“Not that I speak in regard to need, for I have learned in whatever state I am, to be content”
Having expressed his appreciation for the Philippian’s financial support, Paul now introduced a caveat. He was afraid that they would think that his appreciation for their gift of money (v. 10) was a left-handed dun for more money.
“Not that I speak in regard to need”
He did not want the Philippians to think that their gift was the source of his satisfaction. Although Paul was destitute in jail, money was not his primary concern. The word “need” means to come short—hence, being in want. He had learned to be content, no matter what his circumstances might be. Paul wanted to dispel any thought that the Philippians’ delayed gift imposed any disruption of his soul.
Paul was not parlaying a subtle insinuation that they should send another gift. Paul was no panhandler: “Not that I seek for the gift” (v.17). He did not want them to construe that he was asking for more money. He was trying to establish the principle that he was independent of external circumstances.
“for I have learned”
Contentment is not something that comes naturally. In his early years, Paul grew up in the lap of luxury. At that time, he had not learned contentment. At this point in his life, he was needy, yet he was content. Paul had to “learn” this virtue. He decidedly came to grips with this lesson (aorist tense).
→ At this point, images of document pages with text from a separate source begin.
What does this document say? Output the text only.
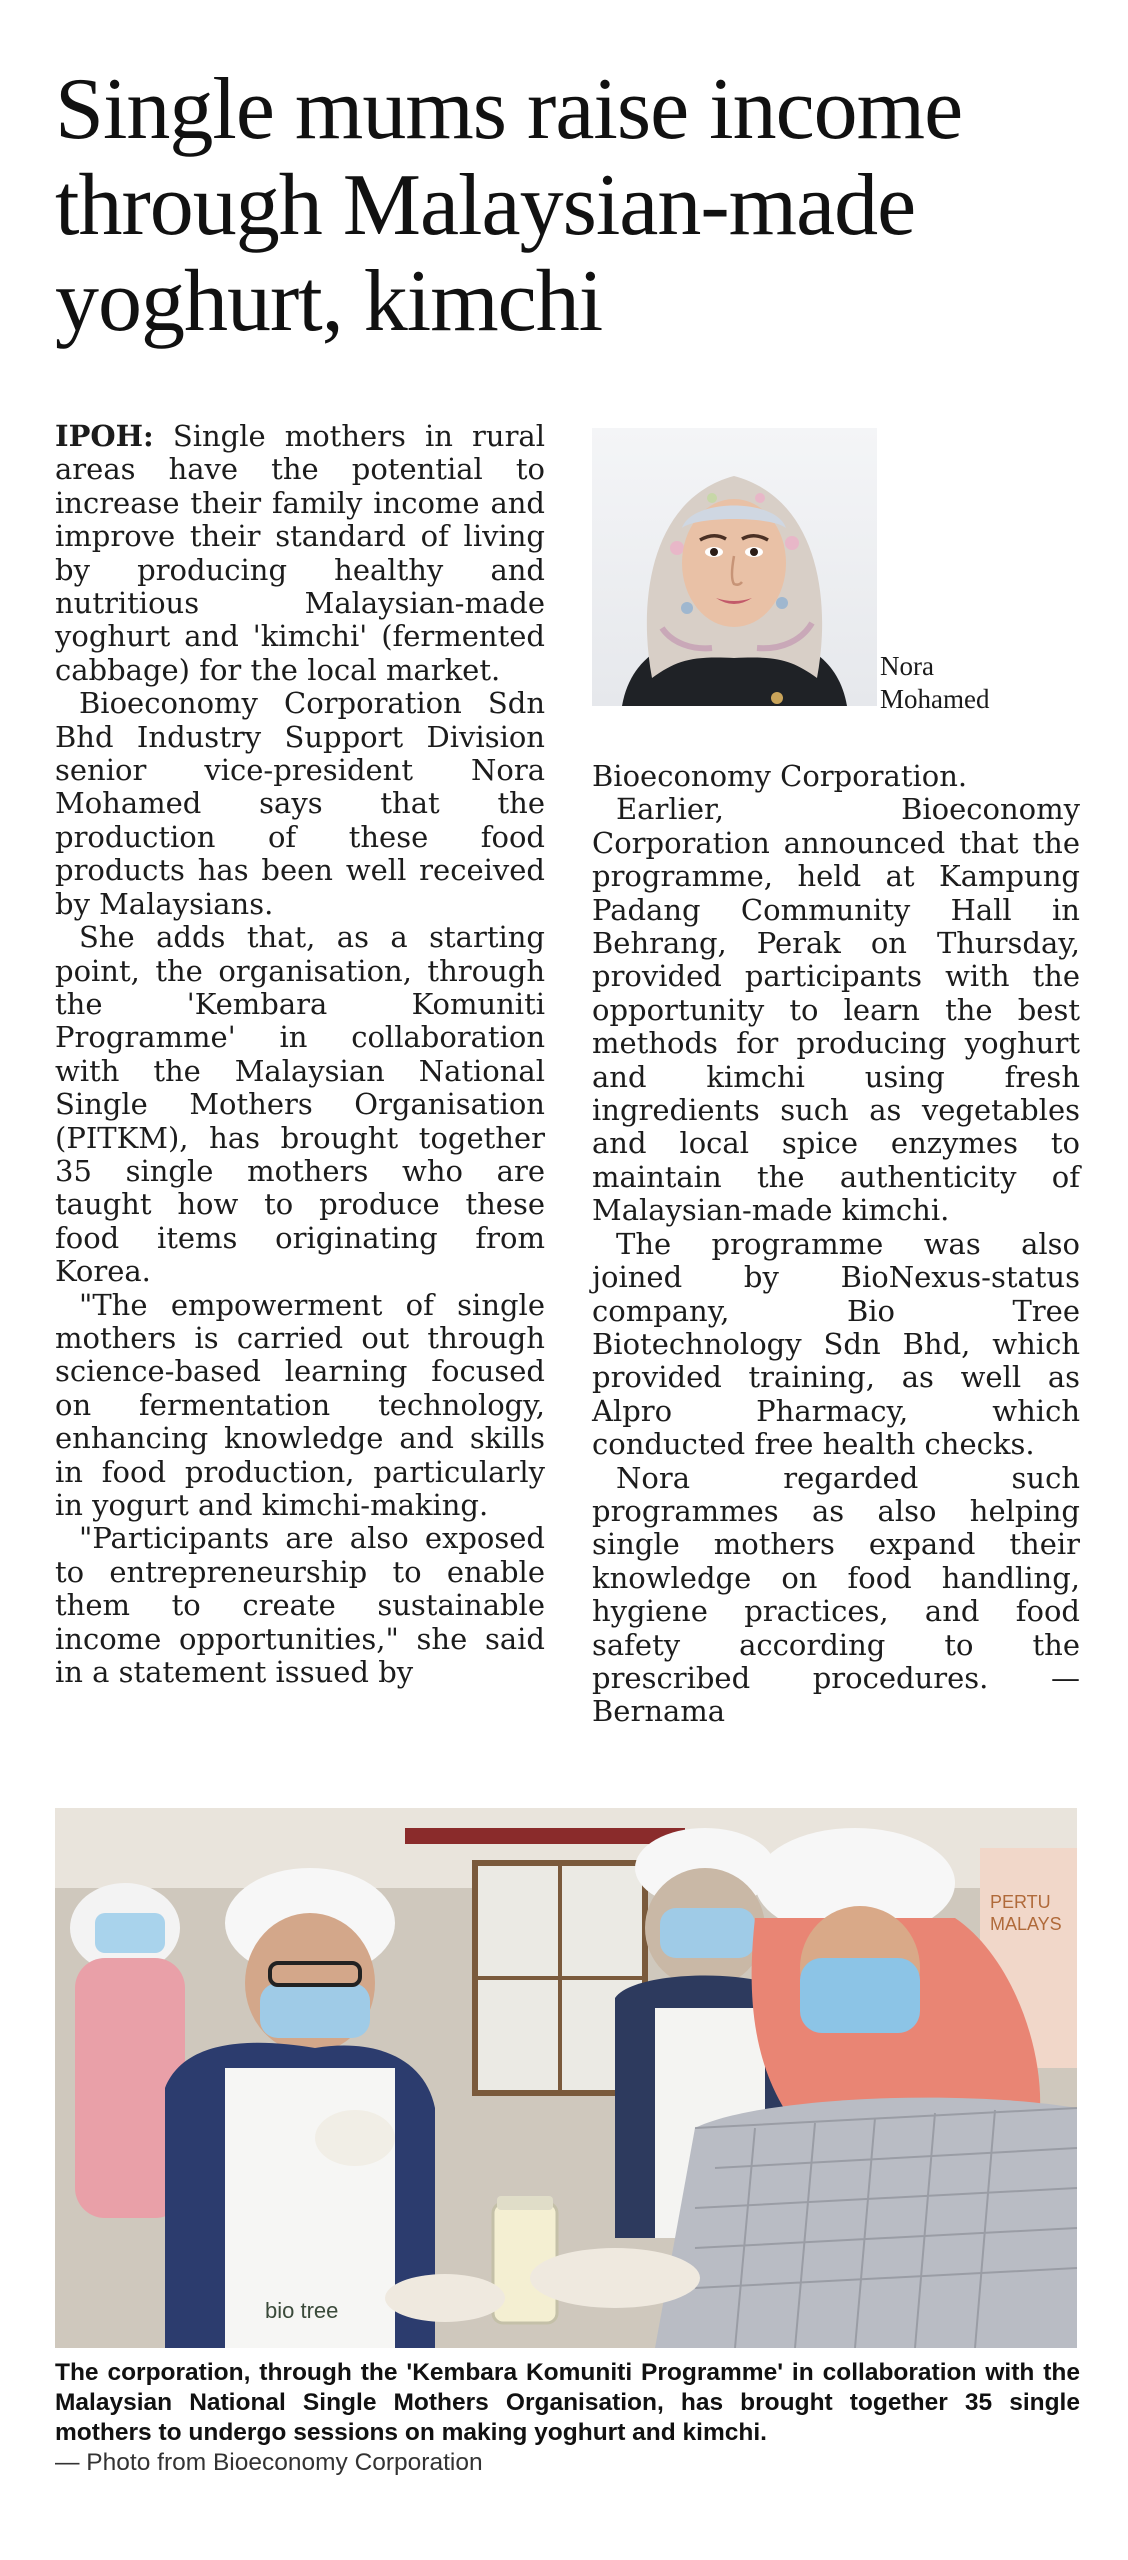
Single mums raise income through Malaysian-made yoghurt, kimchi

IPOH: Single mothers in rural areas have the potential to increase their family income and improve their standard of living by producing healthy and nutritious Malaysian-made yoghurt and 'kimchi' (fermented cabbage) for the local market.

Bioeconomy Corporation Sdn Bhd Industry Support Division senior vice-president Nora Mohamed says that the production of these food products has been well received by Malaysians.

She adds that, as a starting point, the organisation, through the 'Kembara Komuniti Programme' in collaboration with the Malaysian National Single Mothers Organisation (PITKM), has brought together 35 single mothers who are taught how to produce these food items originating from Korea.

"The empowerment of single mothers is carried out through science-based learning focused on fermentation technology, enhancing knowledge and skills in food production, particularly in yogurt and kimchi-making.

"Participants are also exposed to entrepreneurship to enable them to create sustainable income opportunities," she said in a statement issued by

Nora
Mohamed

Bioeconomy Corporation.

Earlier, Bioeconomy Corporation announced that the programme, held at Kampung Padang Community Hall in Behrang, Perak on Thursday, provided participants with the opportunity to learn the best methods for producing yoghurt and kimchi using fresh ingredients such as vegetables and local spice enzymes to maintain the authenticity of Malaysian-made kimchi.

The programme was also joined by BioNexus-status company, Bio Tree Biotechnology Sdn Bhd, which provided training, as well as Alpro Pharmacy, which conducted free health checks.

Nora regarded such programmes as also helping single mothers expand their knowledge on food handling, hygiene practices, and food safety according to the prescribed procedures. — Bernama

PERTU
MALAYS
bio tree
The corporation, through the 'Kembara Komuniti Programme' in collaboration with the Malaysian National Single Mothers Organisation, has brought together 35 single mothers to undergo sessions on making yoghurt and kimchi.
— Photo from Bioeconomy Corporation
At the point of learning this, he entered into a new condition of his soul: “I have come to learn contentment.” He did not always know contentment, even in his days of affluence.
“Contentment” is not automatic. Paul “learned” contentment in the School of Hard Knocks. Courses in that school are difficult. We think university is tough. It is not nearly as difficult as God’s Graduate School. Can we say with the Psalmist, “It is good for me that I have been afflicted” (119:71)?
“in whatever state I am”
Paul was going through a mighty thin time. No matter what circumstance Paul faced, under any contingency, he was content. In this case, Paul needed food, clothing, and blankets. Even in this dire situation, he was independent of these things to fill his sense of satisfaction.
If we fill a bottle with coffee, we cannot fill it with milk simultaneously. One displaces the other. If we fill our lives with material things, we have no room for Jesus Christ. If we make riches our central goal, we cannot find satisfaction that comes from Jesus Christ.
Circumstances do not need to determine our state of mind.
Our state of mind can be content if we learn that our source of satisfaction is Jesus Christ.
Have you “learned” contentment? Do you expect contentment to come automatically? This is a hard lesson to learn in life. It will not come if we flunk God’s school of financial setback. As long as we seek security in money, we will fail. God wants us to learn the lesson that security in found in Jesus Christ. We cannot go to school to learn this lesson. No textbook will teach us how to be content. We learn the lesson in the hard knocks of life.
The prevailing philosophy of our day is that the more things we have, the more life we have. Life is not made up of gadgets. Some of the most unhappy people in the world are wealthy celebrities who do not have a life. They are fabulously rich but miserable. Fame and fortune do not equate to contentment. If we put these things as the core of our contentment, we will never reach a sense of satisfaction.